ATA: Adaptive Task Allocation for Efficient Resource Management in Distributed Machine Learning
Artavazd Maranjyan, El Mehdi Saad, Peter Richtárik, Francesco Orabona
TL;DR
The paper tackles efficient resource management for distributed machine learning under asynchronous execution by learning how to allocate a fixed task budget $B$ across $n$ heterogeneous workers with unknown compute times. It recasts the problem as a non-linear stochastic bandit with partial feedback and introduces Adaptive Task Allocation (ATA), a lower-confidence-bound strategy that minimizes a proxy loss $\ell(\bm{a},\bm{\mu}) = \max_i a_i \mu_i$ and yields a near-optimal total computation time. The authors prove that ATA achieves a total time within a factor $(1+4\eta\ln B)$ of the optimum with full knowledge of arm distributions, plus a logarithmic additive term in the horizon, and provide an empirical variant (ATA-Empirical) with data-dependent concentration for better practical performance. Through simulations and a CIFAR-100 CNN experiment, the method demonstrates reduced resource waste and competitive runtime compared with greedy and oracle-fixed allocations, highlighting its potential for cost-effective distributed learning. The work advances resource allocation for asynchronous ML by bridging online bandit methods with non-linear, combinatorial task assignment and providing rigorous performance guarantees.
Abstract
Asynchronous methods are fundamental for parallelizing computations in distributed machine learning. They aim to accelerate training by fully utilizing all available resources.
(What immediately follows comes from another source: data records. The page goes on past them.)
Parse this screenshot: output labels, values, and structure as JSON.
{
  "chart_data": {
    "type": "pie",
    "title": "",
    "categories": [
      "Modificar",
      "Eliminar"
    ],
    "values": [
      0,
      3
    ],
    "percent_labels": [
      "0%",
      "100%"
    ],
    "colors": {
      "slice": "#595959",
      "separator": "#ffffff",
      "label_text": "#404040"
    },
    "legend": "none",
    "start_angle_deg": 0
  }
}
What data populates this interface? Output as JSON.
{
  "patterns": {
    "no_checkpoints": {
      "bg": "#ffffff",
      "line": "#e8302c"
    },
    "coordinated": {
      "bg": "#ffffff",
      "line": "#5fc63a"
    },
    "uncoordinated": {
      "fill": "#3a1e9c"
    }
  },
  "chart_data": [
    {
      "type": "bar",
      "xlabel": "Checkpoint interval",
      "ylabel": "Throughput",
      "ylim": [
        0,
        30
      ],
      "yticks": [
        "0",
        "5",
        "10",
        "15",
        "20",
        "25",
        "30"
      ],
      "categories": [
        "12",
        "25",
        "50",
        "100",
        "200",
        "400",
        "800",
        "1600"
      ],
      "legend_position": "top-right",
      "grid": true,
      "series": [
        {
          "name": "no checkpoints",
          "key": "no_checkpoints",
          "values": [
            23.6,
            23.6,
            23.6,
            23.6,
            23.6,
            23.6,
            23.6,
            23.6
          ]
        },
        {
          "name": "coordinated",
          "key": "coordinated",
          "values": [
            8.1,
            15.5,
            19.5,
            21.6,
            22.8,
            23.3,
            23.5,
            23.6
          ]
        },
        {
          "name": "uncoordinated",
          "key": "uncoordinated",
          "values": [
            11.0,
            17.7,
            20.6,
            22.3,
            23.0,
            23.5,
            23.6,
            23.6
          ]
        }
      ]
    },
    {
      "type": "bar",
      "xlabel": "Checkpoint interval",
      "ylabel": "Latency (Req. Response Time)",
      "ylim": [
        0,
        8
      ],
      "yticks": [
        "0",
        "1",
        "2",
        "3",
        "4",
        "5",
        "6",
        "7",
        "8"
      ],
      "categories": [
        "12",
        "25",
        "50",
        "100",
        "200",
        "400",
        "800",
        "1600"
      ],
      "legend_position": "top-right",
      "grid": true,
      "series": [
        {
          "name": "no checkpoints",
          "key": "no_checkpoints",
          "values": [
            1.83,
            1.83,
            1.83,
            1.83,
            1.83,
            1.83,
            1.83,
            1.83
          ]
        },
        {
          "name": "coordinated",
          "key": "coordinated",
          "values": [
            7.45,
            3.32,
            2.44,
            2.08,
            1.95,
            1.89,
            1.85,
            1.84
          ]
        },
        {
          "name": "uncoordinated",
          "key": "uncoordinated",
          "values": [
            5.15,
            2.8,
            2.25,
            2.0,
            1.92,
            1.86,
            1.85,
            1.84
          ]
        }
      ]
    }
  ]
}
However, their greedy approach can lead to inefficiencies using more computation than required, especially when computation times vary across devices. If the computation times were known in advance, training could be fast and resource-efficient by assigning more tasks to faster workers. The challenge lies in achieving this optimal allocation without prior knowledge of the computation time distributions. In this paper, we propose ATA (Adaptive Task Allocation), a method that adapts to heterogeneous and random distributions of worker computation times. Through rigorous theoretical analysis, we show that ATA identifies the optimal task allocation and performs comparably to methods with prior knowledge of computation times. Experimental results further demonstrate that ATA is resource-efficient, significantly reducing costs compared to the greedy approach, which can be arbitrarily expensive depending on the number of workers.